First Drive: 2018 Dodge Durango SRT
Coming in to turn 11, we stepped hard on the brakes as we’d done for 15 laps. They went softly an extra half-inch toward the floor, which you don’t want to feel at 117 mph. You may be asking why anyone would be racing a 5,000-plus-pound, three-row Dodge Durango. Well, because Dodge says the ’18 Dodge Durango SRT is a righteous member of the SRT family and can take it. The Durango SRT does 0-60 in 4.4 seconds, is NHRA-certified to pull the quarter in 12.9 seconds, and stops in less than 120 feet. So, yeah, we were driving like we stole it.
On the track, ambient temperatures were in the high-80s and the track temperature was 100-plus degrees Fahrenheit. So a bit of brake fade was to be expected after three sessions of hard use. While we slowed to let the brakes cool, the big Brembos were still able to drag us down on each corner, which is sort of mind-blowing.
Debuting for the ’98 model year, the first two Durango generations had a body-on-frame design, sharing bits with the midsize Dodge Dakota and the fullsize Ram 1500. The current generation went on sale in 2011, abandoning that truck architecture for a Jeep Grand Cherokee–derived unibody chassis. However, Durango is about 5 inches longer, so it rides like a much different platform.
In lesser models, the Durango is available with either a 295hp 3.6L Pentastar V-6 or a 360hp 5.7L Hemi V-8. But the SRT gets a Hemi displacing 6.4L and making 475 hp and 470 lb-ft. The SRT also sets itself apart with stiffer suspenders, better brakes, and widebody styling, with a hood with functional air inlets and heat extractors. There’s plenty of luxury in this beast: a programmable digital instrument cluster, standard leather and suede interior (Demonic Red Laguna leather seating optional), carbon-fiber trim, and standard paddle shifters.
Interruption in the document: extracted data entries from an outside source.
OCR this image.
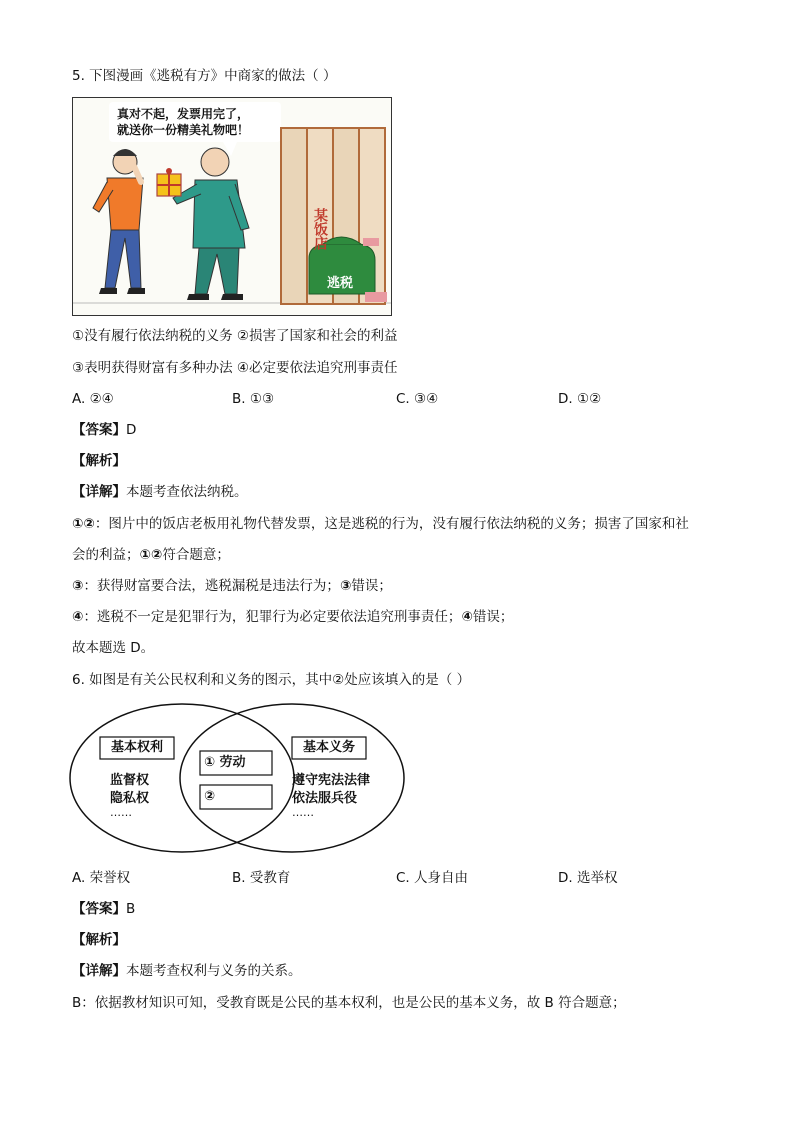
5. 下图漫画《逃税有方》中商家的做法（ ）
真对不起，发票用完了，
就送你一份精美礼物吧！
某饭店
逃税
①没有履行依法纳税的义务 ②损害了国家和社会的利益
③表明获得财富有多种办法 ④必定要依法追究刑事责任
A. ②④	B. ①③	C. ③④	D. ①②
【答案】D
【解析】
【详解】本题考查依法纳税。
①②：图片中的饭店老板用礼物代替发票，这是逃税的行为，没有履行依法纳税的义务；损害了国家和社
会的利益；①②符合题意；
③：获得财富要合法，逃税漏税是违法行为；③错误；
④：逃税不一定是犯罪行为，犯罪行为必定要依法追究刑事责任；④错误；
故本题选 D。
6. 如图是有关公民权利和义务的图示，其中②处应该填入的是（ ）
基本权利
监督权
隐私权
……
基本义务
遵守宪法法律
依法服兵役
……
① 劳动
②
A. 荣誉权	B. 受教育	C. 人身自由	D. 选举权
【答案】B
【解析】
【详解】本题考查权利与义务的关系。
B：依据教材知识可知，受教育既是公民的基本权利，也是公民的基本义务，故 B 符合题意；
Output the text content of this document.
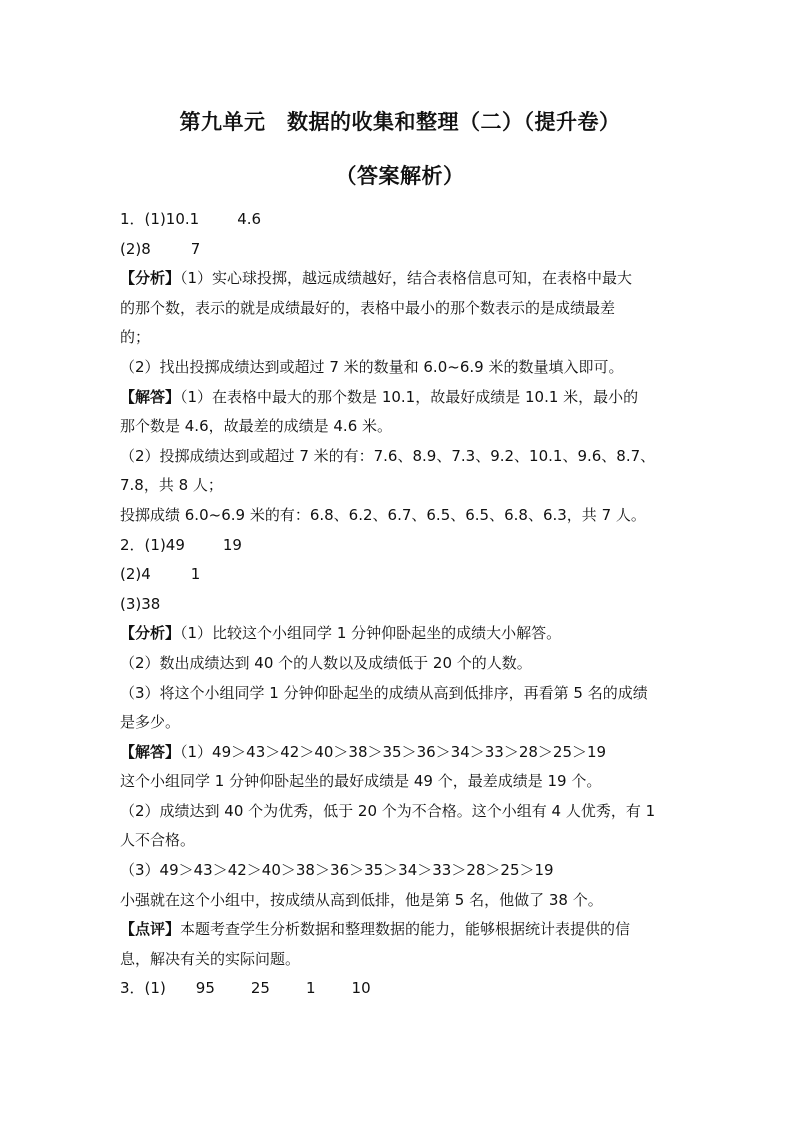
第九单元　数据的收集和整理（二）（提升卷）
（答案解析）
1．(1)10.1	4.6
(2)8	7
【分析】（1）实心球投掷，越远成绩越好，结合表格信息可知，在表格中最大
的那个数，表示的就是成绩最好的，表格中最小的那个数表示的是成绩最差
的；
（2）找出投掷成绩达到或超过 7 米的数量和 6.0~6.9 米的数量填入即可。
【解答】（1）在表格中最大的那个数是 10.1，故最好成绩是 10.1 米，最小的
那个数是 4.6，故最差的成绩是 4.6 米。
（2）投掷成绩达到或超过 7 米的有：7.6、8.9、7.3、9.2、10.1、9.6、8.7、
7.8，共 8 人；
投掷成绩 6.0~6.9 米的有：6.8、6.2、6.7、6.5、6.5、6.8、6.3，共 7 人。
2．(1)49	19
(2)4	1
(3)38
【分析】（1）比较这个小组同学 1 分钟仰卧起坐的成绩大小解答。
（2）数出成绩达到 40 个的人数以及成绩低于 20 个的人数。
（3）将这个小组同学 1 分钟仰卧起坐的成绩从高到低排序，再看第 5 名的成绩
是多少。
【解答】（1）49＞43＞42＞40＞38＞35＞36＞34＞33＞28＞25＞19
这个小组同学 1 分钟仰卧起坐的最好成绩是 49 个，最差成绩是 19 个。
（2）成绩达到 40 个为优秀，低于 20 个为不合格。这个小组有 4 人优秀，有 1
人不合格。
（3）49＞43＞42＞40＞38＞36＞35＞34＞33＞28＞25＞19
小强就在这个小组中，按成绩从高到低排，他是第 5 名，他做了 38 个。
【点评】本题考查学生分析数据和整理数据的能力，能够根据统计表提供的信
息，解决有关的实际问题。
3．(1) 95 25 1 10
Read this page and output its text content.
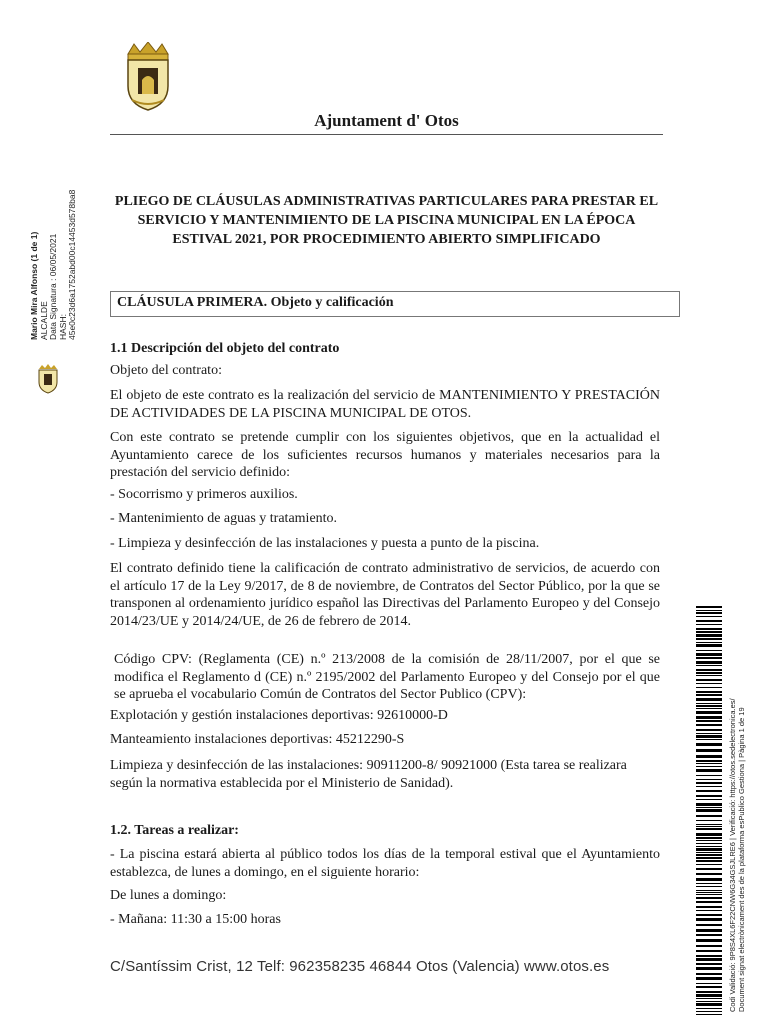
Ajuntament d' Otos
Mario Mira Alfonso (1 de 1) ALCALDE Data Signatura : 06/05/2021 HASH: 45e0c23d6a1752abd00c14453d578ba8
Codi Validació: 9P8S4XL6F22CNW6G34GSJLRE6 | Verificació: https://otos.sedelectronica.es/ Document signat electrònicament des de la plataforma esPublico Gestiona | Pàgina 1 de 19
PLIEGO DE CLÁUSULAS ADMINISTRATIVAS PARTICULARES PARA PRESTAR EL SERVICIO Y MANTENIMIENTO DE LA PISCINA MUNICIPAL EN LA ÉPOCA ESTIVAL 2021, POR PROCEDIMIENTO ABIERTO SIMPLIFICADO
CLÁUSULA PRIMERA. Objeto y calificación
1.1 Descripción del objeto del contrato
Objeto del contrato:
El objeto de este contrato es la realización del servicio de MANTENIMIENTO Y PRESTACIÓN DE ACTIVIDADES DE LA PISCINA MUNICIPAL DE OTOS.
Con este contrato se pretende cumplir con los siguientes objetivos, que en la actualidad el Ayuntamiento carece de los suficientes recursos humanos y materiales necesarios para la prestación del servicio definido:
- Socorrismo y primeros auxilios.
- Mantenimiento de aguas y tratamiento.
- Limpieza y desinfección de las instalaciones y puesta a punto de la piscina.
El contrato definido tiene la calificación de contrato administrativo de servicios, de acuerdo con el artículo 17 de la Ley 9/2017, de 8 de noviembre, de Contratos del Sector Público, por la que se transponen al ordenamiento jurídico español las Directivas del Parlamento Europeo y del Consejo 2014/23/UE y 2014/24/UE, de 26 de febrero de 2014.
Código CPV: (Reglamenta (CE) n.º 213/2008 de la comisión de 28/11/2007, por el que se modifica el Reglamento d (CE) n.º 2195/2002 del Parlamento Europeo y del Consejo por el que se aprueba el vocabulario Común de Contratos del Sector Publico (CPV):
Explotación y gestión instalaciones deportivas: 92610000-D
Manteamiento instalaciones deportivas: 45212290-S
Limpieza y desinfección de las instalaciones: 90911200-8/ 90921000 (Esta tarea se realizara según la normativa establecida por el Ministerio de Sanidad).
1.2. Tareas a realizar:
- La piscina estará abierta al público todos los días de la temporal estival que el Ayuntamiento establezca, de lunes a domingo, en el siguiente horario:
De lunes a domingo:
- Mañana: 11:30 a 15:00 horas
C/Santíssim Crist, 12 Telf: 962358235 46844 Otos (Valencia) www.otos.es
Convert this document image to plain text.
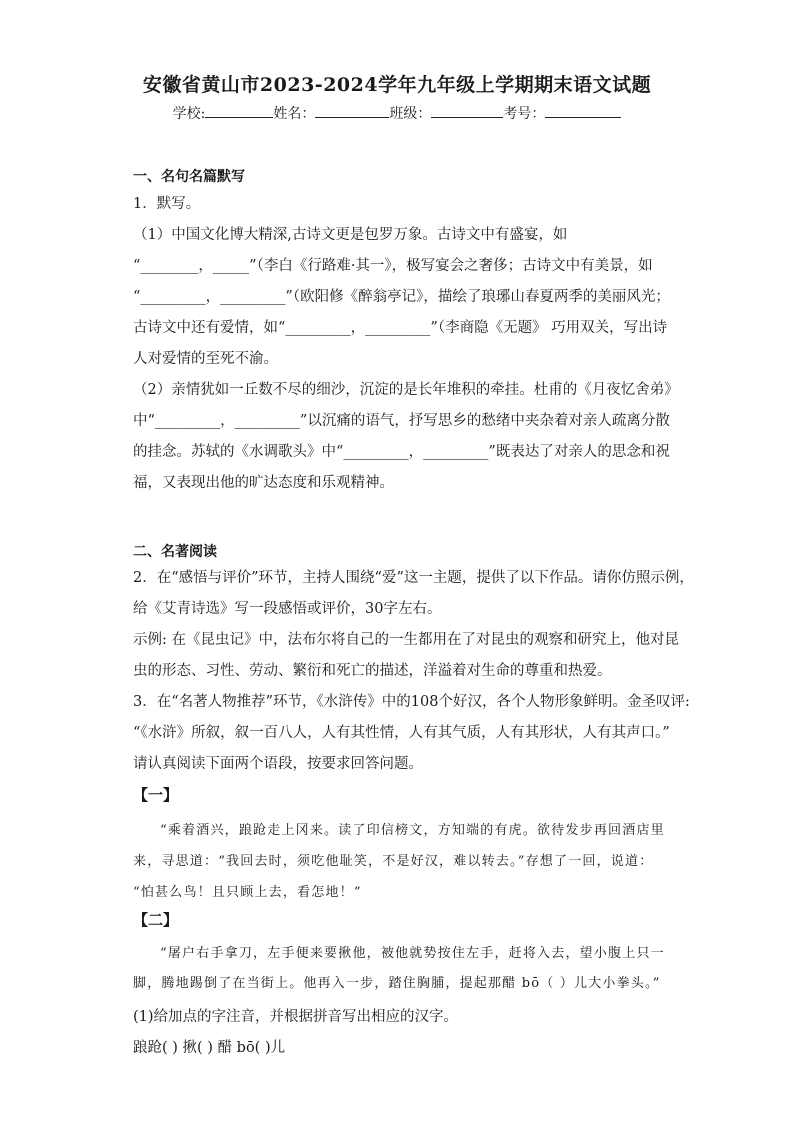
安徽省黄山市2023-2024学年九年级上学期期末语文试题
学校:	姓名：	班级：	考号：
一、名句名篇默写
1．默写。
（1）中国文化博大精深,古诗文更是包罗万象。古诗文中有盛宴，如
“________，_____”（李白《行路难·其一》，极写宴会之奢侈；古诗文中有美景，如
“_________，_________”（欧阳修《醉翁亭记》，描绘了琅琊山春夏两季的美丽风光；
古诗文中还有爱情，如“_________，_________”（李商隐《无题》 巧用双关，写出诗
人对爱情的至死不渝。
（2）亲情犹如一丘数不尽的细沙，沉淀的是长年堆积的牵挂。杜甫的《月夜忆舍弟》
中“_________，_________”以沉痛的语气，抒写思乡的愁绪中夹杂着对亲人疏离分散
的挂念。苏轼的《水调歌头》中“_________，_________”既表达了对亲人的思念和祝
福，又表现出他的旷达态度和乐观精神。
二、名著阅读
2．在“感悟与评价”环节，主持人围绕“爱”这一主题，提供了以下作品。请你仿照示例，
给《艾青诗选》写一段感悟或评价，30字左右。
示例: 在《昆虫记》中，法布尔将自己的一生都用在了对昆虫的观察和研究上，他对昆
虫的形态、习性、劳动、繁衍和死亡的描述，洋溢着对生命的尊重和热爱。
3．在“名著人物推荐”环节，《水浒传》中的108个好汉，各个人物形象鲜明。金圣叹评:
“《水浒》所叙，叙一百八人，人有其性情，人有其气质，人有其形状，人有其声口。”
请认真阅读下面两个语段，按要求回答问题。
【一】
“乘着酒兴，踉跄走上冈来。读了印信榜文，方知端的有虎。欲待发步再回酒店里
来，寻思道：“我回去时，须吃他耻笑，不是好汉，难以转去。”存想了一回，说道：
“怕甚么鸟！且只顾上去，看怎地！”
【二】
“屠户右手拿刀，左手便来要揪他，被他就势按住左手，赶将入去，望小腹上只一
脚，腾地踢倒了在当街上。他再入一步，踏住胸脯，提起那醋 bō（ ）儿大小拳头。”
(1)给加点的字注音，并根据拼音写出相应的汉字。
踉跄( ) 揪( ) 醋 bō( )儿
Dodge brought Pete Jacobsen, the vehicle development manager for the truck, to GingerMan Raceway for interviews. We asked Pete why the heck Dodge would even consider making this low-volume brute. Evidently, the company had wanted an SRT Durango for a while, so it was just a matter of making it happen.
Obviously, there would be engineering. “After adding the larger Hemi engine in our test mule, we saw high intake air temperatures,” Pete said. The naturally aspirated V-8 wasn’t able to make the power it needed to, so a ducted intake system was engineered, lowering intake temperatures by 17 degrees. The company then added Charger SRT–inspired exhaust tuning, tiptoeing right up to the legal limit for pass-by noise regulations.
We’d been overwhelmed by how flat the truck cornered and how stiff it was in roll resistance, so we had to ask how they did it. Pete informed us that it runs on much stiffer bushings, with stiffer springs and a stiffer front antiroll bar than the regular Durango.
Part of the ’18 Durango SRT’s ability on the track is due to improved damping, thanks to an adaptive damping shock system. The valves for bound and rebound can each adjust in 1 millisecond “We have an accelerometer on the body and it will manage the suspension damping to smooth out the ride,” Pete said. On the track there is no shake or rattle, and fast cornering transitions are more akin to a Charger or Challenger than any truck. Especially in Race mode, the Durango SRT drives like the muscular sports-SUV it is.
Aside from the trick dampers, the suspension layout is conventional, with a short- and long-arm suspension, front coilover shocks, and a rear multilink. The front and rear adaptive dampers come from Bilstein, which is why they do their job so well.
But Will It Stop?
“Brembo is our brake supplier,” Pete said. “They did the entire kit: the pads, rotors, and rotor design, and it was all specific to this vehicle.” The company claims a 60-0 stopping distance of 115 feet, pretty good for a fully trimmed 5,510-pound vehicle. That performance comes by way of pizza-sized brake discs: 15 inches in front and 13.8 out back, with six-piston calipers in the front and four-piston calipers in the rear. Taking full advantage of both the adaptive damping suspension and the upsized brakes are 295-section-width Pirelli tires, larger than what would be found in any other Durango.
So is the Durango just a glorified engineer’s toy?
“Sort of,” Pete said. “It’s our standard 392 Hemi, similar to what’s in the Jeep Grand Cherokee SRT. Packaging changes were minimal. The ZF eight-speed automatic transmission is tuned for the vehicle, and the engine has its own calibration. It’s not exactly the same as any other FCA product. From the cat-back, it gets a unique exhaust.”
Another facet is towing. “We went from a 7,200-pound tow rating at the beginning of the program to an 8,700-pound towing capacity,” Pete said. The Durango meets SAE J2807 tow standard, guaranteeing performance and durability, even on steep grades.
Normally, we have a week or more to fully wring out a test vehicle, and we usually get some time away from the test track to evaluate how it performs in the real world. Unfortunately, we’ll have to wait a little while to get some more seat time in the Durango SRT, which really sucks. We want this beast in our garage, and we want it now!